About the Author

Christopher Wells is an assistant professor of environmental history at Macalester College. He received his PhD from the University of Wisconsin, and specializes in environmental history, the history of technology, and U.S. cultural and intellectual history.

The Early Conservation Movement

Theodore Basselin, Testimony (1891)

Annotation

In his testimony before the New York State legislature in 1891, Theodore B. Basselin—a wealthy lumber magnate who had been appointed to New York’s Forest Commission—described the difficulties that government officials encountered in trying to implement new forest-protection laws.
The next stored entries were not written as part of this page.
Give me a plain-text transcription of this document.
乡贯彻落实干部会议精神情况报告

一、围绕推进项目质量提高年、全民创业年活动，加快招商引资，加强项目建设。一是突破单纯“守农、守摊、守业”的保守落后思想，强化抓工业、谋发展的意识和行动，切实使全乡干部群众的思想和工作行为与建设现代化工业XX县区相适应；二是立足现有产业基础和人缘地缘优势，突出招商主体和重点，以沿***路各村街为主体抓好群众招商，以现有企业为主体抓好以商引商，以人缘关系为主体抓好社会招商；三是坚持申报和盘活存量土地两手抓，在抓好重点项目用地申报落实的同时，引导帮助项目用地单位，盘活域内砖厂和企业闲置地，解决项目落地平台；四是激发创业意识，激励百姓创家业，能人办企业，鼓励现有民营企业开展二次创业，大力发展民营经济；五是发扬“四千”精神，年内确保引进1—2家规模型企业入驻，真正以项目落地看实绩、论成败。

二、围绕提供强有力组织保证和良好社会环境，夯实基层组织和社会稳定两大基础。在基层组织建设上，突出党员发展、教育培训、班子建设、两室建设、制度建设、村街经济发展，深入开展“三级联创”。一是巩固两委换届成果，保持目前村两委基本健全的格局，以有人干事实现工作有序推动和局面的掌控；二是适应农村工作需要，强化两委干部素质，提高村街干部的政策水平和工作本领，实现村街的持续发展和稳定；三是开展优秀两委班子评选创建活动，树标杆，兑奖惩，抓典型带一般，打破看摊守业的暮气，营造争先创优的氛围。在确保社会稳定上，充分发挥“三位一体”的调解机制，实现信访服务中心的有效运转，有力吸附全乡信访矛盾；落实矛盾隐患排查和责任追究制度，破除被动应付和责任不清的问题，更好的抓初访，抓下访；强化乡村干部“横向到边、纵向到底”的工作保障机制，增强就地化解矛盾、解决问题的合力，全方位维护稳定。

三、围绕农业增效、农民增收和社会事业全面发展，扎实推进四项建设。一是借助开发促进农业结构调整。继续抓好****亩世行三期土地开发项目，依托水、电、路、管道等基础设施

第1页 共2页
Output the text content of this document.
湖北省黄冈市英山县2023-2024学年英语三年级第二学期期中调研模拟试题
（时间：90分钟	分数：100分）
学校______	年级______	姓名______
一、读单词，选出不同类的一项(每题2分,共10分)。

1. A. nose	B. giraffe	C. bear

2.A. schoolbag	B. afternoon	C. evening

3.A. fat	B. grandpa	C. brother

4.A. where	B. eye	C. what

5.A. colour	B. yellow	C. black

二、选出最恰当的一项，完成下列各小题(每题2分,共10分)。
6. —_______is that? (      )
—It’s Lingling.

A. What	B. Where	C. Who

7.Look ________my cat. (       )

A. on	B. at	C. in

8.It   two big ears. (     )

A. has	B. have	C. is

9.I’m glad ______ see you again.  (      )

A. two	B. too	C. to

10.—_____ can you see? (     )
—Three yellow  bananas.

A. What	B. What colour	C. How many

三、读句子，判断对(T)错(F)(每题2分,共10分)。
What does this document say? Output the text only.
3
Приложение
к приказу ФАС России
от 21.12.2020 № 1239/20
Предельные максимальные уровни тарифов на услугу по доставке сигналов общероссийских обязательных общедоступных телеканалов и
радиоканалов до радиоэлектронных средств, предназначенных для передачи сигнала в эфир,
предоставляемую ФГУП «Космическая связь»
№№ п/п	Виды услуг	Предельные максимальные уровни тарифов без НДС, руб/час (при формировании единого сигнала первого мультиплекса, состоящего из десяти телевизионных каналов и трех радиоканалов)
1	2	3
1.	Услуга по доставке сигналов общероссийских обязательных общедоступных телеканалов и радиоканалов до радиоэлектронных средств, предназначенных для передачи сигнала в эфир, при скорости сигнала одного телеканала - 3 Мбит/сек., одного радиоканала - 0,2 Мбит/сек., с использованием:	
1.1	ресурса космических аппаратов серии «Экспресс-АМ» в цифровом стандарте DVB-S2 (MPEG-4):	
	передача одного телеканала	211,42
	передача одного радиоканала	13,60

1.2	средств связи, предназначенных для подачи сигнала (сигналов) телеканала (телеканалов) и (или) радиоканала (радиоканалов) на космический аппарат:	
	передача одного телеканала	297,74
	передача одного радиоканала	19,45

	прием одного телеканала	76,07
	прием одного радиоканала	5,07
Locals long accustomed to cutting timber from public lands did not take kindly to the Forest Commission’s efforts to “educate those people” that “the State had assumed a different line of policy, the protecting of the forest, instead of cutting it off.”

Excerpt from Theodore Basselin's testimony:
[W]e also found that the people around about the borders of this wilderness had been educated from time immemorial, that is, from the first settlement of the country, that what belonged to the State was public property, and that they had a right to go in there and cut as they wanted to; that their fathers and forefathers had been doing that, and that they had a birthright there that no one could question; our endeavor and our efforts were all placed toward trying to educate those people in a different line; the State had assumed a different line of policy, the protecting of the forest, instead of cutting it off; now, in regard to the small depredators along the borders of the wilderness, who had looked upon it as a birthright, it was necessary for us to proceed carefully, as no one knew better than I did what danger an enemy or a man who had a spite could cause to the State by fires….

Citation

Basselin, Theodore. Testimony, February 17, 1891, in “Testimony Taken by the Assembly Committee on Public Lands and Forestry Concerning the Administration of Laws in Relation to the Forest Preserve by the Forest Commission, Etc,” Documents of the Assembly of the State of New York, Volume 114, Issues 74-82, New York State Legislature (Albany, NY: James B. Lyon, 1891).